I couldn’t answer; I was too stunned to speak.
I nodded. We moved on.
Then the bike gave out.
We had been struggling through oceans of mud. The chalky land around us is covered by a thick clay, which had been churned into a gray-brown paste that binds and sticks.
The faithful Triumph had worked its way deep into this mud at the bottom of a hollow, and no matter how much Jack tried, we could not shift it.
We got off, and tried to push it free, Jack revving it all the while, but I only managed to lose my footing and fall facedown in the mud.
Some Scots were passing. They laughed at me, but I didn’t care. No one could recognize me now, I thought, and two of them came over and lifted the bike free with Jack’s help, but we had only made our way a little farther when it ran out of petrol.
I was too tired even to cry now, and we stood staring at the useless bike, lying on its side like a dead animal in the mud.
With a strangely unnatural speed, the mist began to clear, the sun burning it off in a matter of minutes, and we could see it was going to be a hot day after all.
We saw we were surrounded by the dead. Bodies lay here and there, uncared for, unburied, almost unnoticed. I tried not to look at them, but couldn’t help staring at the huge corpses of horses that lay among the human dead.
The old front line was ground covered with debris, with old and new shell holes, rifles, clothing and all sorts of other equipment strewn around and abandoned. I found it hard to take in. Even the word desolation comes nowhere near describing what I saw. It was a twisted and broken world, made by men.
More wounded came by. Going forward, streams of soldiers were marching, and more Indian cavalry trotted past on horseback.
Then, standing, staring in despair at the bike, I looked up at the file of men passing us, and I saw Tom.
Jack saw me start, and before I could call out, clapped a hand over my mouth.
The movement was enough to catch Tom’s eye.
I barely recognized him, and as he stared back at me, as he stared straight through me, I realized that he didn’t recognize me at all.
Jack stepped back.
“Tom,” I said, mouthing the word at him.
Then he knew me, and a look of terror and wonder spread across his face. I saw what he saw. A thin, gangly boy, covered in mud, with rough shorn hair. And who looked a little bit like his sister.

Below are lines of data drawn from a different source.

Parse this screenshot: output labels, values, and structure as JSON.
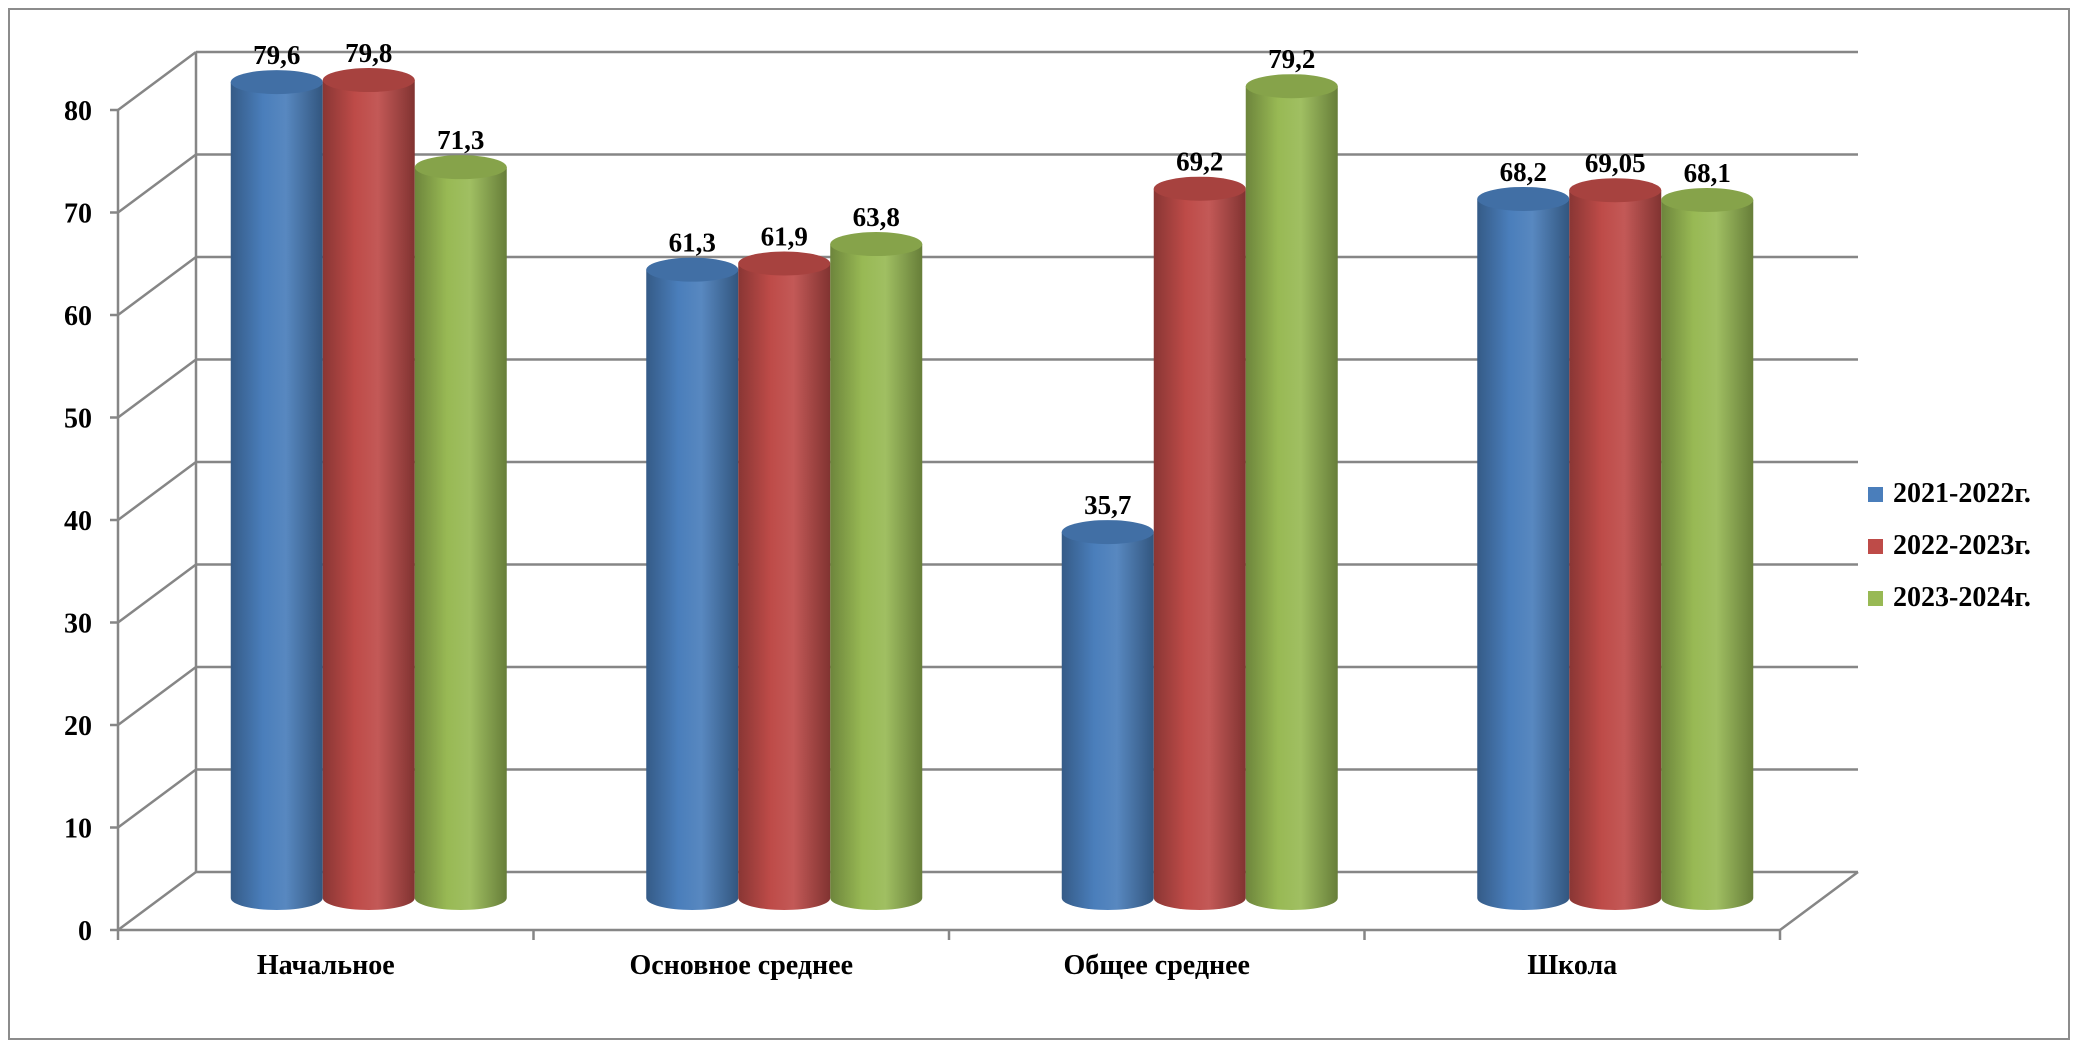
{
  "chart_data": {
    "type": "bar",
    "categories": [
      "Начальное",
      "Основное среднее",
      "Общее среднее",
      "Школа"
    ],
    "series": [
      {
        "name": "2021-2022г.",
        "color": "#4a7ebb",
        "values": [
          79.6,
          61.3,
          35.7,
          68.2
        ],
        "labels": [
          "79,6",
          "61,3",
          "35,7",
          "68,2"
        ]
      },
      {
        "name": "2022-2023г.",
        "color": "#be4b48",
        "values": [
          79.8,
          61.9,
          69.2,
          69.05
        ],
        "labels": [
          "79,8",
          "61,9",
          "69,2",
          "69,05"
        ]
      },
      {
        "name": "2023-2024г.",
        "color": "#98b954",
        "values": [
          71.3,
          63.8,
          79.2,
          68.1
        ],
        "labels": [
          "71,3",
          "63,8",
          "79,2",
          "68,1"
        ]
      }
    ],
    "ylim": [
      0,
      80
    ],
    "yticks": [
      "0",
      "10",
      "20",
      "30",
      "40",
      "50",
      "60",
      "70",
      "80"
    ],
    "grid": true,
    "legend_position": "right",
    "style": "3d-cylinder"
  }
}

He came over to us, glancin
g nervously back at the line of men he should have been marching with, and at Jack, and at me.
As he came closer I could see he finally believed it was me.
“What?”
That was all he said, and I could not speak.
“Why?” he said. “Why are you here?”
He glanced again at his battalion, but no one seemed to be bothered that he had fallen out. In fact, it seemed they had reached their destination, for just ahead in a low curve of land, we could see the start of a huge encampment of men, guns, equipment and horses. Battalions of men were camped around on all sides.
“Why, Sasha? How did you get here?”
He glanced at Jack, then back to me.
“I’ve come to take you back,” I said at last.
“You’ve . . . what?” Tom said, perplexed, his face dark.
“I’ve seen what’s going to happen to you,” I said. “Tom, you must believe me, I’ve seen what’s going to happen. You’re going to be killed if you don’t come away. You’re going to High Wood, aren’t you?”
“How do you know that?” he asked, scowling.
“Tom, you have to believe me. You have to, no one else does, but it’s true. You’re going to be killed.”
“Oh, God,” he said. “Why can’t you understand?”
He reached out to me.
“Go away, Sasha,” he said. “Go home. Get this stupid man who’s brought you here to take you home again. I don’t believe you. I don’t believe you, because it’s not true, and even if I did, I wouldn’t leave. I can’t. I belong with these men. I can’t run away because my sister tells me to, and if I did, I’d be shot anyway!”
He stopped; then he turned and looked at his battalion, which was nearly out of sight at the head of the valley.
“I must go,” he said, sadly. “Go home and be safe.”